I got the following question:
I am seeking information for an Ecuadorian to do a PhD in Europe. Can you please suggest what websites to go to?
My reply was as follows:
You can check Academic Transfer which shows all positions in The Netherlands.
The best way to find a PhD position, is to have a direct contact with a professor with whom you’d like to work – it is typically their decision to hire somebody as a researcher, unlike the USA where you have to apply to a program.
My reply was a little hurried, so let me expand a bit more here.
Besides AcademicTransfer, look out for openings through the websites of universities, their Twitter accounts, and don't forget to read up on information on European projects in your field (i.e. projects with funding from the European Union; these typically extend over a number of countries and research groups).
Other websites you might want to check are Engineeroxy, Academia.edu, ResearchGate and LinkedIn.
And the, you need to find direct contact with a professor. You can cold-call or send an email, which is what I did. The secretary later told me that I was lucky, because about 20 people every day send an email to apply for a PhD position. Perhaps the fact that I wrote in Dutch instead of English made me stand out. Besides cold-calling or mailing, you can try to get introduced via a mutual acquaintance.
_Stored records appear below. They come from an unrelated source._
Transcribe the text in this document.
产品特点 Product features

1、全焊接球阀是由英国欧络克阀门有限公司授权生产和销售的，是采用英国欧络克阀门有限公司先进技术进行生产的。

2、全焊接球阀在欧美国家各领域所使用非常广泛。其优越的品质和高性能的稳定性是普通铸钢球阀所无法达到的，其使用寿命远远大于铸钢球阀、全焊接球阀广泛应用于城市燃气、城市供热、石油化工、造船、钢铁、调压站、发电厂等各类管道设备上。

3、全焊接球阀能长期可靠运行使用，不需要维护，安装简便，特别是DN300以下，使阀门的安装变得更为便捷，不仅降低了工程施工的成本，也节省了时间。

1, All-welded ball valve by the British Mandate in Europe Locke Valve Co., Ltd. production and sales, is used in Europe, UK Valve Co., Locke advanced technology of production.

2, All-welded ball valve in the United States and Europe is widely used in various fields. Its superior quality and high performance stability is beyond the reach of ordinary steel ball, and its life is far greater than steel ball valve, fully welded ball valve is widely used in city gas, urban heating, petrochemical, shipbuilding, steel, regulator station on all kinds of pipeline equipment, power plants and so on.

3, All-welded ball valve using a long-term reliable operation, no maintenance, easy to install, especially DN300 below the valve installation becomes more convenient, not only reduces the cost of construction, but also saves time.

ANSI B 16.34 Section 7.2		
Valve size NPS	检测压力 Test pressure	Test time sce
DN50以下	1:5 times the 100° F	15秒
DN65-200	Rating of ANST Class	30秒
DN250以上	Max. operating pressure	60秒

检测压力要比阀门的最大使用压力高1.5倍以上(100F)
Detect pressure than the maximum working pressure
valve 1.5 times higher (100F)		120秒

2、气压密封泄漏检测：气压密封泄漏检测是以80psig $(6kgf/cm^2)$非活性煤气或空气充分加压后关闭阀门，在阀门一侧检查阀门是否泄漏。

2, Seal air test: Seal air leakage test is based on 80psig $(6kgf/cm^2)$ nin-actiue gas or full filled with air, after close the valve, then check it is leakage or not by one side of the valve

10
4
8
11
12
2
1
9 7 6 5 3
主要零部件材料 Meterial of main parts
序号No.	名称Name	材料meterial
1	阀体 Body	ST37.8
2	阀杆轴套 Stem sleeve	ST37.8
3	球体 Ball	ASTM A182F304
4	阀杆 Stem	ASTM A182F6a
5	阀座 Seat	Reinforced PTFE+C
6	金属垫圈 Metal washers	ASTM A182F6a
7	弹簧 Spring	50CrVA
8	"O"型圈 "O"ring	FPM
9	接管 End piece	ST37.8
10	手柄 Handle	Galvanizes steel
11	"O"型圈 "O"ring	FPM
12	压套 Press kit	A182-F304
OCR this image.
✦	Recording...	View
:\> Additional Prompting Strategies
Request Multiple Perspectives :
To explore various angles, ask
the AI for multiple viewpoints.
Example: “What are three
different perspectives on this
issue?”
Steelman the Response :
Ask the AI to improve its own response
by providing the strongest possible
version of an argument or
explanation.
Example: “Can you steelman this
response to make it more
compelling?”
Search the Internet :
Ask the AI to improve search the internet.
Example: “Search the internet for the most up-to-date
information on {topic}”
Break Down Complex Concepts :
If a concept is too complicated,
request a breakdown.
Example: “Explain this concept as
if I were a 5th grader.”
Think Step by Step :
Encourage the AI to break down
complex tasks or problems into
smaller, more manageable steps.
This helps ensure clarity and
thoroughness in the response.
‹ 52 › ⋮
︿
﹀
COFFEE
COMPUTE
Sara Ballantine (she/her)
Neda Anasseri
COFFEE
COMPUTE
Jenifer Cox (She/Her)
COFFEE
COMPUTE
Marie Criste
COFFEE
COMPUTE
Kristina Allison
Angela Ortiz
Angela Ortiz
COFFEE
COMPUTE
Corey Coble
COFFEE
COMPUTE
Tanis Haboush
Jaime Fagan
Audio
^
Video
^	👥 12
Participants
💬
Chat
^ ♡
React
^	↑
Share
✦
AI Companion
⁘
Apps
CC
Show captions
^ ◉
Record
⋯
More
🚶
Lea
Or you can attend a conference where this professor will be presenting, and try to have a quick chat with him after his talk.
Edit on 25/08/2016: Right after sharing this post on Twitter, I heard that in Germany, there exist semi-structured programs (more like the system used by the universities in the USA). These programs allow you to apply directly. An example is the PhD program in Cultural Studies from the Justus-Liebig-Universitaet Giessen.